Pas besoin, pour cela, d’entendre Charles lire en live. On peut s’entendre soi lisant, prononçant, contraint par la volubilité du phrasé. Si on ne s’entend pas le faire : aucun accord avec le projet, résistance au propos — mieux vaut laisser tomber.

 

Dire que ce texte s’éprouve, s’entend, se psalmodie physiquement ne veut pas dire (veut dire d’autant moins) qu’il ne dise rien.
Il ne cesse de dire, au contraire : de former des représentations, des scènes, d’amorcer des récits. Il  rumine du politique, ressasse des morales burlesques. Il fait surgir, version foutraque, des bulles d’aphorismes. Il s’ouvre, goguenard, aux opinions de bistrot.

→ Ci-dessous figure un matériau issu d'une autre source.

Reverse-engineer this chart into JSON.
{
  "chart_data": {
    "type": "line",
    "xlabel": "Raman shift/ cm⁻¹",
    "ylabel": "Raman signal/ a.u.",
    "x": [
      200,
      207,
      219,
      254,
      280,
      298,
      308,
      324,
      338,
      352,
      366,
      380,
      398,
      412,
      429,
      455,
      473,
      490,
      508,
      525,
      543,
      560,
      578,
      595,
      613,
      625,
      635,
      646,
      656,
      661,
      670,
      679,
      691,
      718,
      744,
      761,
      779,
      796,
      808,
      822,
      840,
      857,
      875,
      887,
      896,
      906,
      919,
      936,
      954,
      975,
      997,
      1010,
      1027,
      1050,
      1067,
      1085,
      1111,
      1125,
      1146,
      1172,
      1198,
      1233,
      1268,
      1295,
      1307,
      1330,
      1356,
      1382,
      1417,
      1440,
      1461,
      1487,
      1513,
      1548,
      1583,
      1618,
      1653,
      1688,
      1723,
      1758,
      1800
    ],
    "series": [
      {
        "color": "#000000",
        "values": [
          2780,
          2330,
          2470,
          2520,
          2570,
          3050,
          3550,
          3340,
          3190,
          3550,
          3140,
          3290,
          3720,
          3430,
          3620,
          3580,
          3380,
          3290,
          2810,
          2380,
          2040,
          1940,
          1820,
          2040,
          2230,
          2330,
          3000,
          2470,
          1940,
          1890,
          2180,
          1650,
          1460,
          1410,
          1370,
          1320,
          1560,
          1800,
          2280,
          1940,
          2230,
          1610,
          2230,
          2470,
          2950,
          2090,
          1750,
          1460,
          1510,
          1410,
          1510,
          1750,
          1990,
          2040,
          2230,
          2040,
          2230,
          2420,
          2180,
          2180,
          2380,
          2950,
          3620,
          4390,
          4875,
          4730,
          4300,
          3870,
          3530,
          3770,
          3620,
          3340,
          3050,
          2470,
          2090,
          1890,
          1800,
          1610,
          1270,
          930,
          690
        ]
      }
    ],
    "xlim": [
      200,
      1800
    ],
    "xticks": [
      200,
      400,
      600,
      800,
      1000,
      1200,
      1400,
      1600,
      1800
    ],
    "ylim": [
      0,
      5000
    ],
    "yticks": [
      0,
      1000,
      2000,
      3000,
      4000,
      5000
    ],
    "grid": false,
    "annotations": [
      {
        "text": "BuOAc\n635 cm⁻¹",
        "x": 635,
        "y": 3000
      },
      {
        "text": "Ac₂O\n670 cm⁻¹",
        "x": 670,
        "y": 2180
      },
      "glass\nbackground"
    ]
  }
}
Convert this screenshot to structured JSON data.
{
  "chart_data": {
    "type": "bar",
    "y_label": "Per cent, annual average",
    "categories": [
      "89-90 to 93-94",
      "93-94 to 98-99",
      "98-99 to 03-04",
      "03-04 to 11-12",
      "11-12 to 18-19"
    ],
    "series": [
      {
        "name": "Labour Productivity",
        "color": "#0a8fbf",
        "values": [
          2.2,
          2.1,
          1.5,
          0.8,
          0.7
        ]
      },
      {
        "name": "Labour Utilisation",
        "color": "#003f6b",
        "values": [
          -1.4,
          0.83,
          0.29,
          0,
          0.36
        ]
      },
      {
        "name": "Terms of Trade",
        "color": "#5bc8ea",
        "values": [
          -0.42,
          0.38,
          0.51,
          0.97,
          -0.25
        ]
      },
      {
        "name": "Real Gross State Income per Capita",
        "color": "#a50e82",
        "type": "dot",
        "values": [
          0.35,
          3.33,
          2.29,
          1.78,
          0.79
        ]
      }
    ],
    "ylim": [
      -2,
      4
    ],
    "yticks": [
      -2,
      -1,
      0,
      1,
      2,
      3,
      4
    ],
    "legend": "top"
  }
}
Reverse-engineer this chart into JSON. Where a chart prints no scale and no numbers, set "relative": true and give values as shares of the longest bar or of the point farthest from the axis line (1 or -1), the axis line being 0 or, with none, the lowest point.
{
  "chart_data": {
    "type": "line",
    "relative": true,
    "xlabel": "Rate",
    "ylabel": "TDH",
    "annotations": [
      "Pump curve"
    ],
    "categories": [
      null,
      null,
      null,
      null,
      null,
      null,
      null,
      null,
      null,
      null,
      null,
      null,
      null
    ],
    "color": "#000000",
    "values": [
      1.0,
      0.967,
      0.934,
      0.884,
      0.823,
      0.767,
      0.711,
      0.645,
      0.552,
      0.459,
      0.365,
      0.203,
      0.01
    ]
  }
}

Et une flopée de personnages défile. Ils ne sont pas de ces héros (même dévalués, beckettiens, zéroïfiés) qui donneraient un corps spatial et une logique temporelle à la fiction. Plutôt des concrétions, des synthèses, ponctuellement surgies et assez vite congédiées, de l’espace social et du temps historique dont ils sont les représentants. On voit alors se former des tribus à la fois pathétiques et drolatiques, ravagées par la vie, démolies par l’exclusion, la marginalité ou la misère, perdues, éberluées de leur propre vie — mais rigolardes, solidaires et riches d’une invention verbale inouïe.

 

La subjectivité forcenée de Pennequin porte en elle l’objectivité et la pluralité d’un peuple, d’une longue théorie de gens. C’est une âme de foule. Cette puissance de foule est à la fois ressouvenue (l’enfance) et bouffonnement magnifiée au plus présent du présent. Bien au delà de la subjectivité des sentiments et des opinions du sujet qui écrit, elle est ce qui donne leur densité et leur élan aux paroles et paraboles du Jésus Pennequin et qui conditionne la vitalité de ses interpellations à notre foutu monde.

 

À part : les pages sur Péguy.

 

« Sur » ne va pas. « Avec Péguy » irait mieux. Voire : « dans » Péguy. Charles (Pennequin) sort comme un bébé sanglant et braillard du ventre obsessionnel-mélodique de Charles (Péguy). Péguy renaît tout chiffonné d’accélérations, bouchonné rudement, secoué pour qu’il crie, dans la faconde tonitruante de Pennequin : cap au pire !
Pris isolément (arrêtés sur image), bien des énoncés ne sont que des assertions plates, au bord du gnomique (gnomique troupier). Mais la vérité (la justesse, l’effet de réel, la sensation d’un monde effectivement éprouvé) n’est pas, comme souvent (toujours ?) en « poésie », dans ces grumeaux de signification. Elle consiste, s’incarne, fait « sens » dans le mouvements rythmique lui-même, l’enchaînement psalmodique, le constant passage des déchirures (de l’énoncé) à leurs rapiéçages (par l’emportement de l’énonciation) : cette alternance de déliaisons et de liaisons que souffle et ne laisse jamais souffler la vitesse de l’élocution.